Now, every other passenger will take either his assigned seat or, if that seat is taken, that passenger will take any seat at random.

TOM: I’ve been on that flight!

RAY: You are the last passenger to walk onto the plane. Obviously, there’s going to be one seat left, because everyone else is sitting in his correct seat, or not.

The question is: What are the chances that you get to sit in your assigned seat? I’m going make this multiple choice.

A: 1 out of 2.

B: 1 out of 10.

C: 2 out of 50.

D: 1 out of 100

E: Zero.

What strategies could you give students to help them reason their way through this puzzle?

Since it’s about 100 years ago I last looked at this sort of slightly annoying (!) problem I found myself in the position of your students. My suggested strategy is “Read the question, and now read between the lines, and now read the mind of he who thought this one up.”

I’d suggest that they take a look at this scenario with just two passengers. Then three. And four. And so on. Notice any patterns?

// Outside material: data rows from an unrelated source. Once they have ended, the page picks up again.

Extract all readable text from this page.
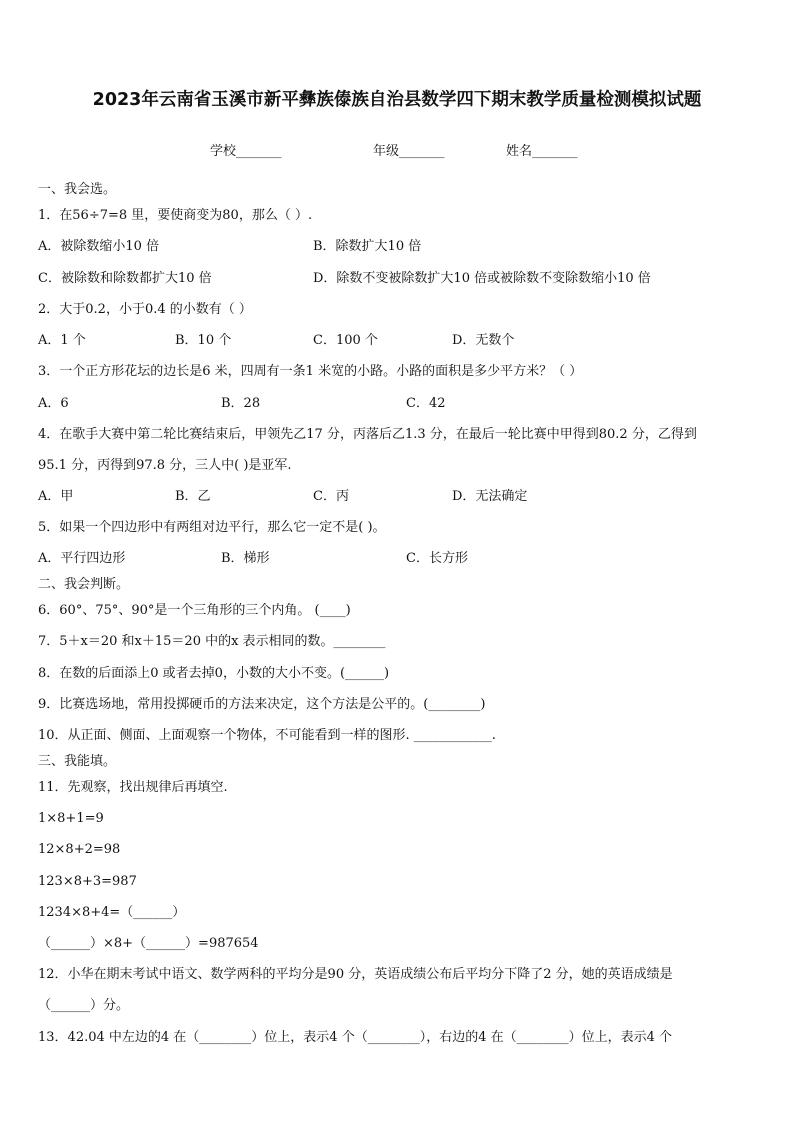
2023年云南省玉溪市新平彝族傣族自治县数学四下期末教学质量检测模拟试题
学校_______	年级_______	姓名_______
一、我会选。
1．在56÷7=8 里，要使商变为80，那么（ ）.
A．被除数缩小10 倍	B．除数扩大10 倍
C．被除数和除数都扩大10 倍	D．除数不变被除数扩大10 倍或被除数不变除数缩小10 倍
2．大于0.2，小于0.4 的小数有（ ）
A．1 个	B．10 个	C．100 个	D．无数个
3．一个正方形花坛的边长是6 米，四周有一条1 米宽的小路。小路的面积是多少平方米？（ ）
A．6	B．28	C．42
4．在歌手大赛中第二轮比赛结束后，甲领先乙17 分，丙落后乙1.3 分，在最后一轮比赛中甲得到80.2 分，乙得到
95.1 分，丙得到97.8 分，三人中( )是亚军.
A．甲	B．乙	C．丙	D．无法确定
5．如果一个四边形中有两组对边平行，那么它一定不是( )。
A．平行四边形	B．梯形	C．长方形
二、我会判断。
6．60°、75°、90°是一个三角形的三个内角。 (____)
7．5＋x＝20 和x＋15＝20 中的x 表示相同的数。________
8．在数的后面添上0 或者去掉0，小数的大小不变。(______)
9．比赛选场地，常用投掷硬币的方法来决定，这个方法是公平的。(________)
10．从正面、侧面、上面观察一个物体，不可能看到一样的图形. ____________.
三、我能填。
11．先观察，找出规律后再填空.
1×8+1=9
12×8+2=98
123×8+3=987
1234×8+4=（______）
（______）×8+（______）=987654
12．小华在期末考试中语文、数学两科的平均分是90 分，英语成绩公布后平均分下降了2 分，她的英语成绩是
（______）分。
13．42.04 中左边的4 在（________）位上，表示4 个（________），右边的4 在（________）位上，表示4 个
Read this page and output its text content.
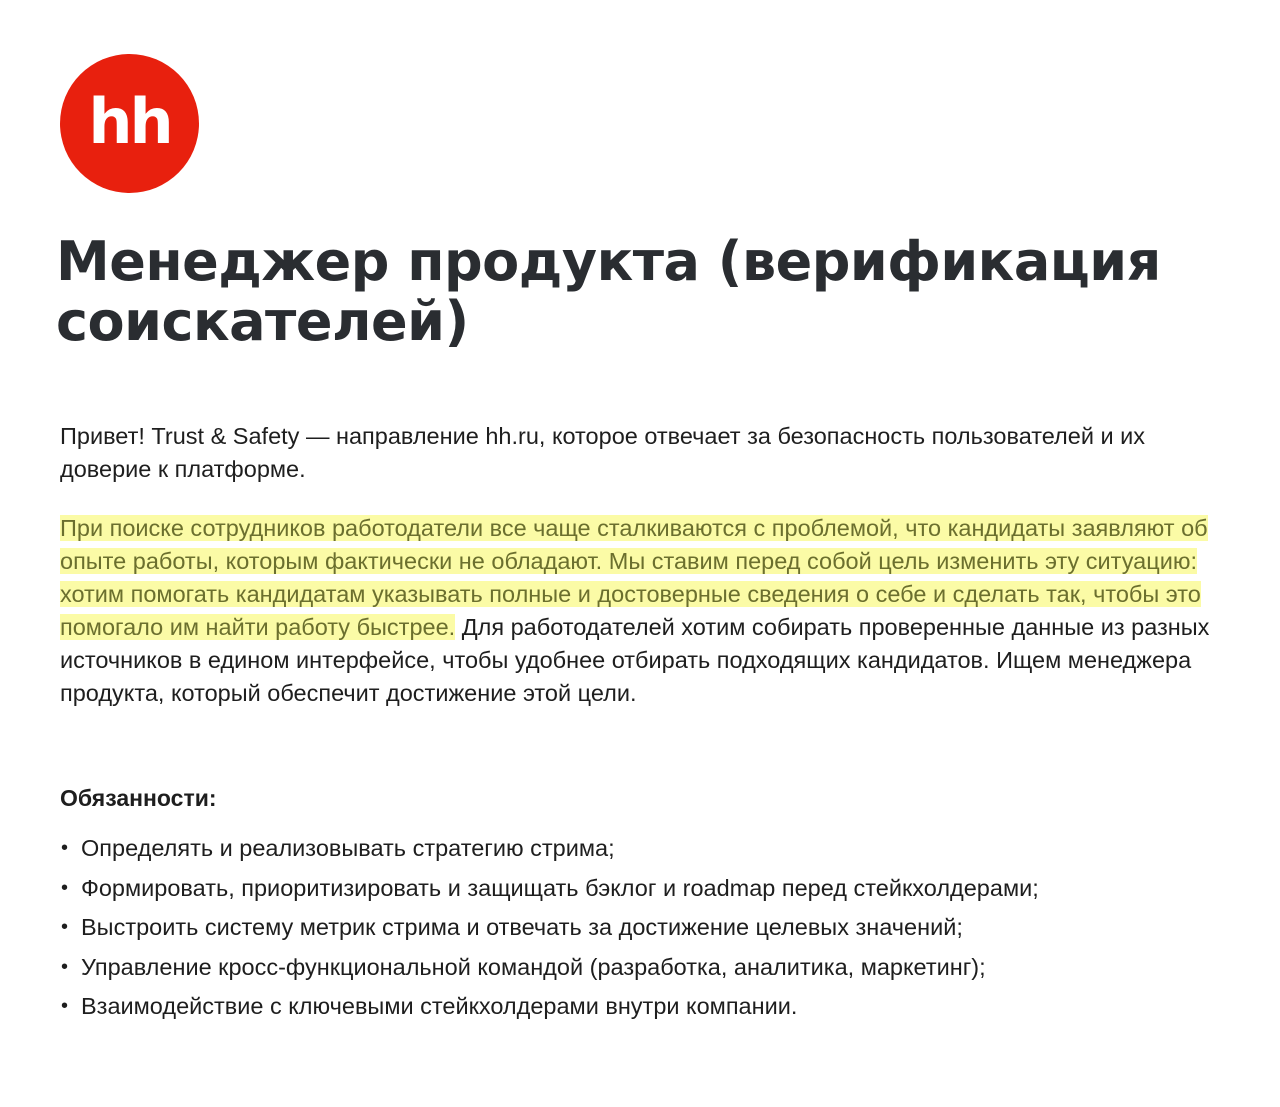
hh
Менеджер продукта (верификация соискателей)

Привет! Trust & Safety — направление hh.ru, которое отвечает за безопасность пользователей и их доверие к платформе.

При поиске сотрудников работодатели все чаще сталкиваются с проблемой, что кандидаты заявляют об опыте работы, которым фактически не обладают. Мы ставим перед собой цель изменить эту ситуацию: хотим помогать кандидатам указывать полные и достоверные сведения о себе и сделать так, чтобы это помогало им найти работу быстрее. Для работодателей хотим собирать проверенные данные из разных источников в едином интерфейсе, чтобы удобнее отбирать подходящих кандидатов. Ищем менеджера продукта, который обеспечит достижение этой цели.

Обязанности:
• Определять и реализовывать стратегию стрима;
• Формировать, приоритизировать и защищать бэклог и roadmap перед стейкхолдерами;
• Выстроить систему метрик стрима и отвечать за достижение целевых значений;
• Управление кросс-функциональной командой (разработка, аналитика, маркетинг);
• Взаимодействие с ключевыми стейкхолдерами внутри компании.
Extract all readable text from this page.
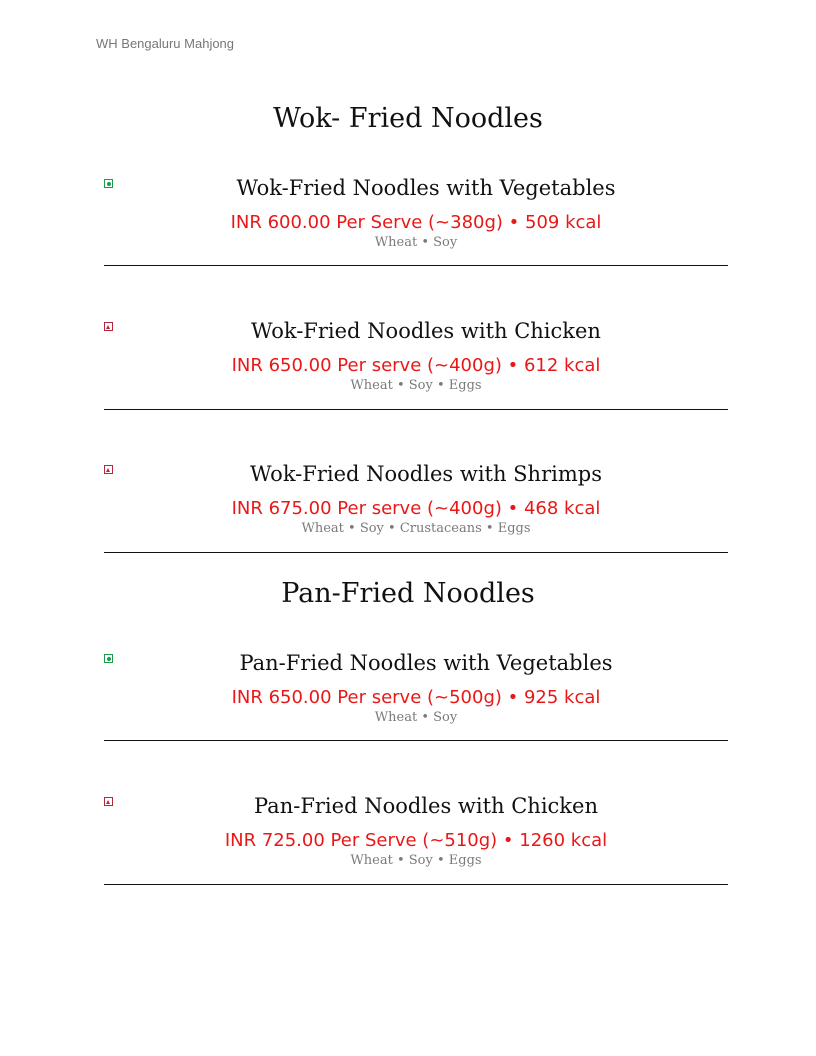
WH Bengaluru Mahjong
Wok- Fried Noodles
Wok-Fried Noodles with Vegetables
INR 600.00 Per Serve (~380g) • 509 kcal
Wheat • Soy
Wok-Fried Noodles with Chicken
INR 650.00 Per serve (~400g) • 612 kcal
Wheat • Soy • Eggs
Wok-Fried Noodles with Shrimps
INR 675.00 Per serve (~400g) • 468 kcal
Wheat • Soy • Crustaceans • Eggs
Pan-Fried Noodles
Pan-Fried Noodles with Vegetables
INR 650.00 Per serve (~500g) • 925 kcal
Wheat • Soy
Pan-Fried Noodles with Chicken
INR 725.00 Per Serve (~510g) • 1260 kcal
Wheat • Soy • Eggs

Hmm.. I’m not a math person but I tried to solve this using Michael’s advice and ended up with:

(N-2)(N-2)! out of (N-1)(N-1)!

which yields ~-9.146912e+157 for N = 100. Assuming I didn’t do something wrong (which I probably did), I’m going to pick E), for [Effectively] Zero.

Did you ever post a solution?

I just noticed the solution in the link.. but I’m not sure I agree. My original answer assumed the first guy *never* sits in his own seat, but even if he does the posted solution seems incorrect.

If you consider two people, me (M) and him (H), you get two possibilities:

M H

——

M H (in my seat)

H M

which is 50% chance of me in my seat. However, if you consider three people and add Other guy (O), then there are 6 possibilities:

M H O

———

M H O (in my seat)

M O H (in my seat)

H M O

H O M

O H M

H M H

only 2 of which end up with me in my seat (~33%). For 4 people, you get 6 / 24 times I’m in my seat (25%), etc. Which gives us 1/N or “1 out of N” where N is the number of people. So in this case, I would say D) 1 out of 100.